Periodista: Katherine Ramírez
Durante la bienvenida a estudiantes del Primer Período Académico (I Pac 2026), el personal del Programa de Atención a Estudiantes con Necesidades Especiales (Prosene) desarrolló una serie de actividades para concientizar a la población de la Universidad Nacional Autónoma de Honduras (UNAH) sobre el tema de la discapacidad.
Desde vendarse los ojos para experimentar la vivencia de una persona ciega, hasta aprender ademanes básicos del Lenguaje de Señas Hondureño (Lesho) para comunicarse con una persona sorda, formaron parte de las actividades desarrolladas por el personal de Prosene junto a estudiantes voluntarios.
“Ponte en mis zapatos”, nombre de la campaña, se desarrolló por la mañana en la entrada principal de la institución con el objetivo de dar a conocer los espacios y cómo vive su día a día una persona con discapacidad. Por la tarde se llevó a cabo la actividad “Manos que hablan”, en los bajos de la Dirección de Ingreso, Permanencia y Promoción (DIPP-Registro).
“El objetivo era claro: sensibilizar a toda la comunidad universitaria acerca del vivir diario de las personas con discapacidad visual. Al vendarse los ojos, los participantes realizaban un recorrido con el acompañamiento de una persona ciega, quien les indicaba por dónde caminar, qué hacer, cómo subir y bajar las gradas y cómo cruzar una calle; todos esos detalles”, explicó Flora Girón, coordinadora del programa.
Con la actividad “Manos que hablan”, el objetivo también fue sensibilizar a la comunidad universitaria, pero en este caso sobre la realidad de las personas sordas, fomentando la interacción entre personas sordas y oyentes mediante la enseñanza de un lenguaje básico para comunicarse, como el alfabeto, saludos, los días de la semana y la expresión de distintos sentimientos.
Opinión estudiantil
Sandra Berenice Acosta, estudiante de la Carrera de Mercadotecnia con discapacidad visual, compartió su experiencia: “Bueno, al inicio siempre cuesta adaptarse, porque básicamente uno cambia de entorno. Entonces toca aprender a utilizar las plataformas, la parte del registro y el campus virtual; pero ahora siento que no es una limitación ser una estudiante con discapacidad visual, gracias a las herramientas digitales”, explicó.
Agregó que cuenta con un apoyo fundamental por parte de Prosene para el desarrollo de su carrera académica. “Nos ayudan con escribientes cuando necesitamos realizar un examen y también nos apoyan con tutorías para las clases prácticas”, manifestó.
Acosta invitó a los estudiantes de la UNAH a respetar los espacios establecidos para las Personas con Discapacidad (PCD), ya que en muchos casos se interfiere con sus actividades y cotidianidad.
“La verdad es bastante complicado, porque el espacio no siempre está restringido como debería.
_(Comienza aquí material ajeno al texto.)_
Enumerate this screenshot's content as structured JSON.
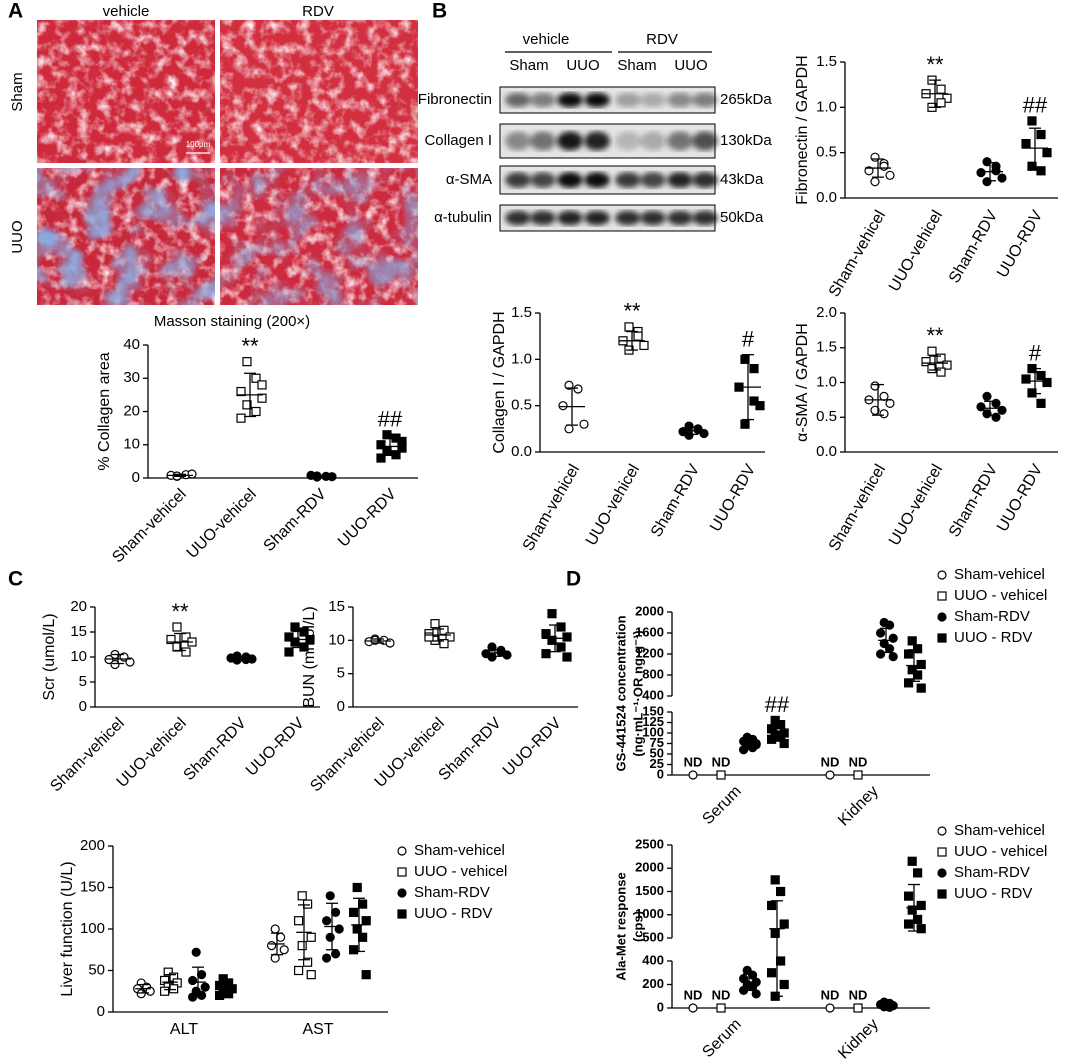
{
  "figure": {
    "panels": [
      "A",
      "B",
      "C",
      "D"
    ],
    "histology": {
      "columns": [
        "vehicle",
        "RDV"
      ],
      "rows": [
        "Sham",
        "UUO"
      ],
      "scale_bar": "100μm",
      "caption": "Masson staining (200×)"
    },
    "blot": {
      "groups": [
        "vehicle",
        "RDV"
      ],
      "lanes": [
        "Sham",
        "UUO",
        "Sham",
        "UUO"
      ],
      "proteins": [
        "Fibronectin",
        "Collagen I",
        "α-SMA",
        "α-tubulin"
      ],
      "sizes": [
        "265kDa",
        "130kDa",
        "43kDa",
        "50kDa"
      ]
    }
  },
  "chart_data": [
    {
      "type": "dotplot",
      "ylabel": "% Collagen area",
      "color": "#000000",
      "categories": [
        "Sham-vehicel",
        "UUO-vehicel",
        "Sham-RDV",
        "UUO-RDV"
      ],
      "markers": [
        "circle-open",
        "square-open",
        "circle",
        "square"
      ],
      "points": [
        [
          0.5,
          1,
          0.8,
          1.2,
          0.6
        ],
        [
          35,
          30,
          26,
          24,
          22,
          20,
          18,
          28
        ],
        [
          0.3,
          0.5,
          0.8,
          0.4,
          0.6
        ],
        [
          13,
          12,
          10,
          9,
          8,
          7,
          6,
          11
        ]
      ],
      "means": [
        0.8,
        25,
        0.5,
        9.5
      ],
      "sds": [
        0.3,
        6.5,
        0.2,
        2.5
      ],
      "annotations": [
        null,
        "**",
        null,
        "##"
      ],
      "ylim": [
        0,
        40
      ],
      "yticks": [
        0,
        10,
        20,
        30,
        40
      ]
    },
    {
      "type": "dotplot",
      "ylabel": "Fibronectin / GAPDH",
      "color": "#000000",
      "categories": [
        "Sham-vehicel",
        "UUO-vehicel",
        "Sham-RDV",
        "UUO-RDV"
      ],
      "markers": [
        "circle-open",
        "square-open",
        "circle",
        "square"
      ],
      "points": [
        [
          0.45,
          0.38,
          0.3,
          0.25,
          0.18,
          0.35
        ],
        [
          1.3,
          1.2,
          1.15,
          1.1,
          1.0,
          1.05
        ],
        [
          0.4,
          0.35,
          0.28,
          0.22,
          0.18,
          0.3
        ],
        [
          0.85,
          0.7,
          0.6,
          0.5,
          0.35,
          0.3
        ]
      ],
      "means": [
        0.33,
        1.15,
        0.29,
        0.55
      ],
      "sds": [
        0.1,
        0.15,
        0.1,
        0.22
      ],
      "annotations": [
        null,
        "**",
        null,
        "##"
      ],
      "ylim": [
        0,
        1.5
      ],
      "yticks": [
        {
          "value": 0,
          "label": "0.0"
        },
        0.5,
        {
          "value": 1,
          "label": "1.0"
        },
        1.5
      ]
    },
    {
      "type": "dotplot",
      "ylabel": "Collagen I / GAPDH",
      "color": "#000000",
      "categories": [
        "Sham-vehicel",
        "UUO-vehicel",
        "Sham-RDV",
        "UUO-RDV"
      ],
      "markers": [
        "circle-open",
        "square-open",
        "circle",
        "square"
      ],
      "points": [
        [
          0.72,
          0.68,
          0.5,
          0.3,
          0.25
        ],
        [
          1.35,
          1.3,
          1.2,
          1.15,
          1.1,
          1.25
        ],
        [
          0.28,
          0.25,
          0.22,
          0.2,
          0.18,
          0.24
        ],
        [
          1.0,
          0.9,
          0.7,
          0.5,
          0.3,
          0.55
        ]
      ],
      "means": [
        0.49,
        1.2,
        0.23,
        0.7
      ],
      "sds": [
        0.2,
        0.1,
        0.04,
        0.35
      ],
      "annotations": [
        null,
        "**",
        null,
        "#"
      ],
      "ylim": [
        0,
        1.5
      ],
      "yticks": [
        {
          "value": 0,
          "label": "0.0"
        },
        0.5,
        {
          "value": 1,
          "label": "1.0"
        },
        1.5
      ]
    },
    {
      "type": "dotplot",
      "ylabel": "α-SMA / GAPDH",
      "color": "#000000",
      "categories": [
        "Sham-vehicel",
        "UUO-vehicel",
        "Sham-RDV",
        "UUO-RDV"
      ],
      "markers": [
        "circle-open",
        "square-open",
        "circle",
        "square"
      ],
      "points": [
        [
          0.95,
          0.8,
          0.75,
          0.7,
          0.6,
          0.55
        ],
        [
          1.45,
          1.35,
          1.3,
          1.25,
          1.2,
          1.15
        ],
        [
          0.8,
          0.7,
          0.65,
          0.6,
          0.55,
          0.5
        ],
        [
          1.2,
          1.1,
          1.05,
          1.0,
          0.85,
          0.7
        ]
      ],
      "means": [
        0.75,
        1.28,
        0.63,
        1.02
      ],
      "sds": [
        0.22,
        0.1,
        0.1,
        0.18
      ],
      "annotations": [
        null,
        "**",
        null,
        "#"
      ],
      "ylim": [
        0,
        2
      ],
      "yticks": [
        {
          "value": 0,
          "label": "0.0"
        },
        0.5,
        {
          "value": 1,
          "label": "1.0"
        },
        1.5,
        {
          "value": 2,
          "label": "2.0"
        }
      ]
    },
    {
      "type": "dotplot",
      "ylabel": "Scr (umol/L)",
      "color": "#000000",
      "categories": [
        "Sham-vehicel",
        "UUO-vehicel",
        "Sham-RDV",
        "UUO-RDV"
      ],
      "markers": [
        "circle-open",
        "square-open",
        "circle",
        "square"
      ],
      "points": [
        [
          10.5,
          10,
          9.5,
          9,
          8.5
        ],
        [
          16,
          14,
          13.5,
          13,
          12,
          11
        ],
        [
          10.2,
          10,
          9.8,
          9.6,
          9.4,
          9.5
        ],
        [
          16,
          15,
          14,
          13.5,
          13,
          12,
          11
        ]
      ],
      "means": [
        9.6,
        13,
        9.7,
        13.5
      ],
      "sds": [
        0.9,
        1.7,
        0.4,
        1.6
      ],
      "annotations": [
        null,
        "**",
        null,
        null
      ],
      "ylim": [
        0,
        20
      ],
      "yticks": [
        0,
        5,
        10,
        15,
        20
      ]
    },
    {
      "type": "dotplot",
      "ylabel": "BUN (mmol/L)",
      "color": "#000000",
      "categories": [
        "Sham-vehicel",
        "UUO-vehicel",
        "Sham-RDV",
        "UUO-RDV"
      ],
      "markers": [
        "circle-open",
        "square-open",
        "circle",
        "square"
      ],
      "points": [
        [
          10.2,
          10,
          9.8,
          9.6,
          10
        ],
        [
          12.5,
          11.5,
          11,
          10.5,
          10,
          9.5,
          10.5
        ],
        [
          9,
          8.5,
          8,
          7.8,
          7.5,
          8.2
        ],
        [
          14,
          12,
          11,
          10.5,
          10,
          9,
          8,
          7.5
        ]
      ],
      "means": [
        9.9,
        10.8,
        8.1,
        10.3
      ],
      "sds": [
        0.3,
        0.9,
        0.5,
        2
      ],
      "annotations": [
        null,
        null,
        null,
        null
      ],
      "ylim": [
        0,
        15
      ],
      "yticks": [
        0,
        5,
        10,
        15
      ]
    },
    {
      "type": "grouped_dotplot",
      "ylabel": "Liver function (U/L)",
      "color": "#000000",
      "legend": "right",
      "categories": [
        "ALT",
        "AST"
      ],
      "series": [
        {
          "name": "Sham-vehicel",
          "marker": "circle-open",
          "points": [
            [
              35,
              30,
              28,
              25,
              22
            ],
            [
              100,
              90,
              80,
              75,
              65
            ]
          ],
          "means": [
            28,
            82
          ],
          "sds": [
            5,
            13
          ]
        },
        {
          "name": "UUO - vehicel",
          "marker": "square-open",
          "points": [
            [
              48,
              42,
              38,
              35,
              30,
              28,
              25
            ],
            [
              140,
              130,
              110,
              90,
              80,
              60,
              50,
              45
            ]
          ],
          "means": [
            36,
            96
          ],
          "sds": [
            9,
            33
          ]
        },
        {
          "name": "Sham-RDV",
          "marker": "circle",
          "points": [
            [
              72,
              45,
              38,
              30,
              25,
              20,
              18
            ],
            [
              140,
              120,
              110,
              100,
              90,
              70,
              65
            ]
          ],
          "means": [
            36,
            103
          ],
          "sds": [
            18,
            28
          ]
        },
        {
          "name": "UUO - RDV",
          "marker": "square",
          "points": [
            [
              40,
              35,
              32,
              28,
              25,
              22,
              20
            ],
            [
              150,
              130,
              120,
              110,
              100,
              90,
              75,
              45
            ]
          ],
          "means": [
            29,
            105
          ],
          "sds": [
            7,
            32
          ]
        }
      ],
      "ylim": [
        0,
        200
      ],
      "yticks": [
        0,
        50,
        100,
        150,
        200
      ]
    },
    {
      "type": "grouped_dotplot",
      "ylabel": [
        "GS-441524 concentration",
        "(ng·mL⁻¹·OR ng·g⁻¹)"
      ],
      "color": "#000000",
      "legend": "right",
      "categories": [
        "Serum",
        "Kidney"
      ],
      "series": [
        {
          "name": "Sham-vehicel",
          "marker": "circle-open",
          "points": [
            [
              0
            ],
            [
              0
            ]
          ],
          "value_labels": [
            [
              "ND"
            ],
            [
              "ND"
            ]
          ],
          "means": [
            null,
            null
          ],
          "sds": [
            null,
            null
          ]
        },
        {
          "name": "UUO - vehicel",
          "marker": "square-open",
          "points": [
            [
              0
            ],
            [
              0
            ]
          ],
          "value_labels": [
            [
              "ND"
            ],
            [
              "ND"
            ]
          ],
          "means": [
            null,
            null
          ],
          "sds": [
            null,
            null
          ]
        },
        {
          "name": "Sham-RDV",
          "marker": "circle",
          "points": [
            [
              90,
              85,
              80,
              75,
              70,
              65,
              60,
              72
            ],
            [
              1800,
              1750,
              1600,
              1500,
              1400,
              1300,
              1200,
              1150
            ]
          ],
          "means": [
            75,
            1460
          ],
          "sds": [
            10,
            230
          ]
        },
        {
          "name": "UUO - RDV",
          "marker": "square",
          "points": [
            [
              130,
              120,
              110,
              100,
              95,
              90,
              85,
              75
            ],
            [
              1450,
              1300,
              1200,
              1000,
              900,
              800,
              650,
              550
            ]
          ],
          "means": [
            100,
            980
          ],
          "sds": [
            18,
            300
          ],
          "annotations": [
            "##",
            null
          ]
        }
      ],
      "segments": [
        {
          "ylim": [
            0,
            150
          ],
          "yticks": [
            0,
            25,
            50,
            75,
            100,
            125,
            150
          ]
        },
        {
          "ylim": [
            400,
            2000
          ],
          "yticks": [
            400,
            800,
            1200,
            1600,
            2000
          ]
        }
      ]
    },
    {
      "type": "grouped_dotplot",
      "ylabel": [
        "Ala-Met response",
        "(cps)"
      ],
      "color": "#000000",
      "legend": "right",
      "categories": [
        "Serum",
        "Kidney"
      ],
      "series": [
        {
          "name": "Sham-vehicel",
          "marker": "circle-open",
          "points": [
            [
              0
            ],
            [
              0
            ]
          ],
          "value_labels": [
            [
              "ND"
            ],
            [
              "ND"
            ]
          ],
          "means": [
            null,
            null
          ],
          "sds": [
            null,
            null
          ]
        },
        {
          "name": "UUO - vehicel",
          "marker": "square-open",
          "points": [
            [
              0
            ],
            [
              0
            ]
          ],
          "value_labels": [
            [
              "ND"
            ],
            [
              "ND"
            ]
          ],
          "means": [
            null,
            null
          ],
          "sds": [
            null,
            null
          ]
        },
        {
          "name": "Sham-RDV",
          "marker": "circle",
          "points": [
            [
              320,
              280,
              250,
              220,
              200,
              180,
              150,
              120
            ],
            [
              50,
              40,
              30,
              20,
              10,
              5
            ]
          ],
          "means": [
            220,
            25
          ],
          "sds": [
            70,
            15
          ]
        },
        {
          "name": "UUO - RDV",
          "marker": "square",
          "points": [
            [
              1750,
              1500,
              1200,
              800,
              600,
              400,
              300,
              200,
              100
            ],
            [
              2150,
              1900,
              1400,
              1200,
              1100,
              900,
              800,
              700
            ]
          ],
          "means": [
            700,
            1150
          ],
          "sds": [
            600,
            500
          ]
        }
      ],
      "segments": [
        {
          "ylim": [
            0,
            400
          ],
          "yticks": [
            0,
            200,
            400
          ]
        },
        {
          "ylim": [
            500,
            2500
          ],
          "yticks": [
            500,
            1000,
            1500,
            2000,
            2500
          ]
        }
      ]
    }
  ]
}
Creo que sí deberían apartarse cuando hay una persona con discapacidad, porque a veces uno va por la rampa y hay personas que en realidad no la necesitan, que pueden utilizar los accesos para el resto de los estudiantes, y no lo hacen. Entonces deberían tener esa consideración con nosotros”, expresó.

Prosene
Este programa tiene como principal función facilitar el ingreso y la permanencia de las personas con discapacidad en la universidad. Prosene trabaja con personas con diversas condiciones, como sordera, baja audición o hipoacusia, ceguera, baja visión, movilidad reducida y discapacidad cognitiva, entre otras.
Es importante mencionar que este acompañamiento inicia antes del ingreso a la UNAH, con el apoyo para realizar las adecuaciones necesarias durante la aplicación de la Prueba Hondureña de Medición Académica (PHUMA). Posteriormente, ya como estudiantes, se brinda apoyo mediante intérpretes, laboratorios de cómputo especializados y adaptados al sistema Lesho, entre otros servicios necesarios para su desarrollo académico.